There is a reason that The Andy Griffith Show, of the 1960s, remains in the list of Top Ten Classic TV Shows of All Time.
Sheriff Andy Taylor (Griffith), his son Opie (Ron Howard), Deputy Barney Fife (Don Knotts) and a host of others from Mayberry, North Carolina provided great life lessons with both humor and sometimes drama.
One notable episode focused in on the importance of parenting when outside influences come in to disrupt. It’s a wonderful lesson even today.
The episode, “Opies Hobo Friend,” aired on November 13, 1961:
🔹Deputy Barney remains determined to round up what he is convinced is a Chicago gang on the lam.
🔹A life lesson appears in learning how to tell good from bad.
🔹Andy makes certain that Opie learns that lesson.
🔹Earl Hagen’s evocative theme played on harmonica that captures the slowed-paced and seemingly innocence of small-town America just when the post-war 50s were giving way to the New Frontier of the 60s.
🔹Buddy Ebsen (the original Tin Man in “The Wizard of Oz” 1939 movie, before he became ill from the silver body paint), played the guest star role as hobo David Browne. He is dressed just a shade better here than he is when “The Beverly Hillbillies” television program starts its run the following year.
Deputy Barney tells his boss, “Oh, Andy, everything’s breakin’ loose. First, Mrs. Tillman has an apple pie stolen from her window. Now, Jess Crawford just reported a chicken thief. It’s a regular reign of terror!”
David Browne, a hobo, appears in Mayberry and befriends Opie. It becomes obvious that Andy must put away the welcome mat when the likable drifter starts putting Artful Dodger-ish notions into Opie’s head.
David Browne: You know, I’ve grown awful fond of that young fellow. What’s wrong?
Andy Taylor: Well, there seems to be something wrong with his thinkin’. He’s gotten a little twisted on things lately, like bein’ able to tell the difference between right and wrong.
David Browne: Oh.
Andy Taylor: Not that that’s an easy thing. A lot of grownups still strugglin’ with that same problem, but ‘specially difficult for a youngster, ’cause things rub off on ’em so easy.
David Browne: Well, Sheriff, maybe I do look at things differently than other people. Is that wrong? I live by my wits. I’m not above bending the law now and then to keep clothes on my back or food in my stomach. I live the kind of life that other people would just love to live if they only had the courage. Who’s to say that the boy would be happier your way or mine? Why not let him decide?

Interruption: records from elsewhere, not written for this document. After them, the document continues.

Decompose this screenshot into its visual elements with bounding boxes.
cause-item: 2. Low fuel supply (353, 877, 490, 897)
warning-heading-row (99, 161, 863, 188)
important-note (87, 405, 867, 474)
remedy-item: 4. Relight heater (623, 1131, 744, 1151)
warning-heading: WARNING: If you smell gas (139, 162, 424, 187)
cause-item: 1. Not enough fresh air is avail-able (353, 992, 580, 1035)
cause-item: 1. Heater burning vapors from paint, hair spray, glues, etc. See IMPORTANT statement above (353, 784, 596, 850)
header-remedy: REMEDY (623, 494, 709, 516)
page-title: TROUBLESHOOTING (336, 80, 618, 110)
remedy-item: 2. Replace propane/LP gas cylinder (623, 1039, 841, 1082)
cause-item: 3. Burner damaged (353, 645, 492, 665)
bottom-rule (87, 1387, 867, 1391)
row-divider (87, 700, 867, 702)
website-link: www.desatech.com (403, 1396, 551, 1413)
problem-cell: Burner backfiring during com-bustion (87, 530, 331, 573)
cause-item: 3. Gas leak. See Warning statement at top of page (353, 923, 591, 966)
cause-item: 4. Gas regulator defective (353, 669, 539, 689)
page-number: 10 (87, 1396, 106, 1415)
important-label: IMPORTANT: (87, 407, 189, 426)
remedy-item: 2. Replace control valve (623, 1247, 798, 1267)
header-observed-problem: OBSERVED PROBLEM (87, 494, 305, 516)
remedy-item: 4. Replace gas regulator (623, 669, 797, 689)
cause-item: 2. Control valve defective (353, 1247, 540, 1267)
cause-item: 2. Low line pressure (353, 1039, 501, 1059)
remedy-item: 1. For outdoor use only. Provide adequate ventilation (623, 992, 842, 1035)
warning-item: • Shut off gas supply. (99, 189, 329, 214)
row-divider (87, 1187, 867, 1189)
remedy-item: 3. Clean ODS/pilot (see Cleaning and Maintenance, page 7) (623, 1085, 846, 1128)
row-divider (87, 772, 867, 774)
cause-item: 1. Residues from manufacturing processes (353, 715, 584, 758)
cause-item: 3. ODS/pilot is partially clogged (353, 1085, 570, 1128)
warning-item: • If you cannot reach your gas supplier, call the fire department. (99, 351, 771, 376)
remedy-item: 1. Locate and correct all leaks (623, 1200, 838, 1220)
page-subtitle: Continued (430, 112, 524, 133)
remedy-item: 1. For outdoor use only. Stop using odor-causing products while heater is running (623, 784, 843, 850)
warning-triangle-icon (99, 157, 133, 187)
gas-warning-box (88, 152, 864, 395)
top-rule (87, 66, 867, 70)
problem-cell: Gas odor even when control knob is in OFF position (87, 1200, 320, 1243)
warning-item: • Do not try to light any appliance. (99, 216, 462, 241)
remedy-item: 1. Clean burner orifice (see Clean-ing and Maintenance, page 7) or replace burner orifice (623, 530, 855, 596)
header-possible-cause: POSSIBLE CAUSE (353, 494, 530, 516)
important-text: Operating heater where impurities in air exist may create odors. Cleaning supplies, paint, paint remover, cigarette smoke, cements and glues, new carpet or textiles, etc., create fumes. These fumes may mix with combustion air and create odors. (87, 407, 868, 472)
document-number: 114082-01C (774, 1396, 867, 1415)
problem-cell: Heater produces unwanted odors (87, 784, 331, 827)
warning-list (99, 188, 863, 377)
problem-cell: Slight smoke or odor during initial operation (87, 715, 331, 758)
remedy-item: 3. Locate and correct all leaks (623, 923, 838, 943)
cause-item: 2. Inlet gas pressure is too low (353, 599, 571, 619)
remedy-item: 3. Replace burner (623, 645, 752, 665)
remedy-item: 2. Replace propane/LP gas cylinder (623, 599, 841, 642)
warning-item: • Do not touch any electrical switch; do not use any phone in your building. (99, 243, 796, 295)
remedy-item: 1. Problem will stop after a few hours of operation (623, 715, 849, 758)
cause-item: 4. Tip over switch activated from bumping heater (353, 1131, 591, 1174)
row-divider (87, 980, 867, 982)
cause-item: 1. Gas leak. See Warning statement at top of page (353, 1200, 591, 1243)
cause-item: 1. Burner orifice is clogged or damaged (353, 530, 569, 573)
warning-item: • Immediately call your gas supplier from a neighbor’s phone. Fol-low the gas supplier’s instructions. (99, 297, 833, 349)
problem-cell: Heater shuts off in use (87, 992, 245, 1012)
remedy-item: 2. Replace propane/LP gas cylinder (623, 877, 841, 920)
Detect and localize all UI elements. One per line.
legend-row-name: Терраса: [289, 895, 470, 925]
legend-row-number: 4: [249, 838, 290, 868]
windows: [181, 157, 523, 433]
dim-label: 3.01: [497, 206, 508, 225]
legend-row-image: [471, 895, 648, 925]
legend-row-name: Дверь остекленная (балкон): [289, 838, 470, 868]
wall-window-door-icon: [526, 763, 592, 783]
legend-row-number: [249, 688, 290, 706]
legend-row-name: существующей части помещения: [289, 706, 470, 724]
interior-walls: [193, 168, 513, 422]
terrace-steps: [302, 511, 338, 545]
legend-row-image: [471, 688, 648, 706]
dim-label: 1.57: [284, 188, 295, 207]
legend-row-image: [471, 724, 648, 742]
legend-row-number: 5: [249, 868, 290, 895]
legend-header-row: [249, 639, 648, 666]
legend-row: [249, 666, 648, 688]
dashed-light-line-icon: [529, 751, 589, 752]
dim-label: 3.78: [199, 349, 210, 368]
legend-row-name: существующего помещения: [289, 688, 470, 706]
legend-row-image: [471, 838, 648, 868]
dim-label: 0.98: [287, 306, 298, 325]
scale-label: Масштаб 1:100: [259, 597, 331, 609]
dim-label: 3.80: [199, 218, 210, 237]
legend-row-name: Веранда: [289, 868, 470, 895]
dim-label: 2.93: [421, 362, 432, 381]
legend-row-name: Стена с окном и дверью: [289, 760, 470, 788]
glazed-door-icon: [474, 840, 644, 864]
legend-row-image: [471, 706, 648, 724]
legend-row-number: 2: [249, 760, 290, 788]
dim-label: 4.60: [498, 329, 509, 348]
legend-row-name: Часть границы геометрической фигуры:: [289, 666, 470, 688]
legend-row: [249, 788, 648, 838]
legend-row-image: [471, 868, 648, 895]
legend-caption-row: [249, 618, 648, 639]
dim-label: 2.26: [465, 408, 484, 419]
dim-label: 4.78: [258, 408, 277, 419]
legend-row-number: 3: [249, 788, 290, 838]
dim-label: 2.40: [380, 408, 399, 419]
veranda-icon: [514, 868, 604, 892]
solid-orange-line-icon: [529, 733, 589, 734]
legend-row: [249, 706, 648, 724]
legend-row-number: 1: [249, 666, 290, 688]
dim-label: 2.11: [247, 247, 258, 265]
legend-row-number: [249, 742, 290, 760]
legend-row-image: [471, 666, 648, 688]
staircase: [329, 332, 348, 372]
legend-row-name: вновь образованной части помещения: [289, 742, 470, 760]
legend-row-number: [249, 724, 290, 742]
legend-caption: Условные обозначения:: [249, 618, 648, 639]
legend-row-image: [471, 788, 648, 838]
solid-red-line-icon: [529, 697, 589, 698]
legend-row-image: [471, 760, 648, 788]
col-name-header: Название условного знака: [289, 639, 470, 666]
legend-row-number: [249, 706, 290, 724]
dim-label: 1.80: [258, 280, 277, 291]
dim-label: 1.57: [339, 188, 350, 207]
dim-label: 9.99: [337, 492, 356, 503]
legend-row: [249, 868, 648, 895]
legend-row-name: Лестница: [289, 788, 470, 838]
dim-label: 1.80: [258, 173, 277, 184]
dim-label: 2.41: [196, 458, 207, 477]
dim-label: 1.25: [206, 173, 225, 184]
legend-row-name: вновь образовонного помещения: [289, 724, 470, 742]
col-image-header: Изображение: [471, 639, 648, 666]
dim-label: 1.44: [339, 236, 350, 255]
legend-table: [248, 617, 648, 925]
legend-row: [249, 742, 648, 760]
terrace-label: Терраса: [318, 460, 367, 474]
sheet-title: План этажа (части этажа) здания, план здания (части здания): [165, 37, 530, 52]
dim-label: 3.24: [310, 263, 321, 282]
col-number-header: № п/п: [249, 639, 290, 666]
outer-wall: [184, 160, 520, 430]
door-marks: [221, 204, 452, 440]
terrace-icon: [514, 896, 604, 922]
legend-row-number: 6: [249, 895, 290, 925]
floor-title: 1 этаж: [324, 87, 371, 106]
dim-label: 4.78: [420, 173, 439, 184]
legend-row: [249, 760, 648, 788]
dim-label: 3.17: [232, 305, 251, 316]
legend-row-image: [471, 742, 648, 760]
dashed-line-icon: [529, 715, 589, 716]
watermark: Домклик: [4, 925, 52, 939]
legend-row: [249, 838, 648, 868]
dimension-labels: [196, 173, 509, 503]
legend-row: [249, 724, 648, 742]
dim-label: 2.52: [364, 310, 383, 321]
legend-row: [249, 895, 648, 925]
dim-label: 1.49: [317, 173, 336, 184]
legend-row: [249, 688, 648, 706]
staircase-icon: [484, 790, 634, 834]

Andy Taylor: Nah, I’m afraid it don’t work that way. You can’t let a young ‘un decide for himself. He’ll grab at the first flashy thing with shiny ribbons on it, then when he finds out there’s a hook in it, it’s too late. The wrong ideas come packaged with so much glitter it’s hard to convince him that other things might be better in the long run, and all a parent can do is say, “Wait. Trust me,” and try to keep temptation away.
Somehow, along the way, we have lost this basic truth. As parents, we must protect our children from harmful indoctrination and propaganda. Too many people are more concerned about being their child’s friend, than in being a parent.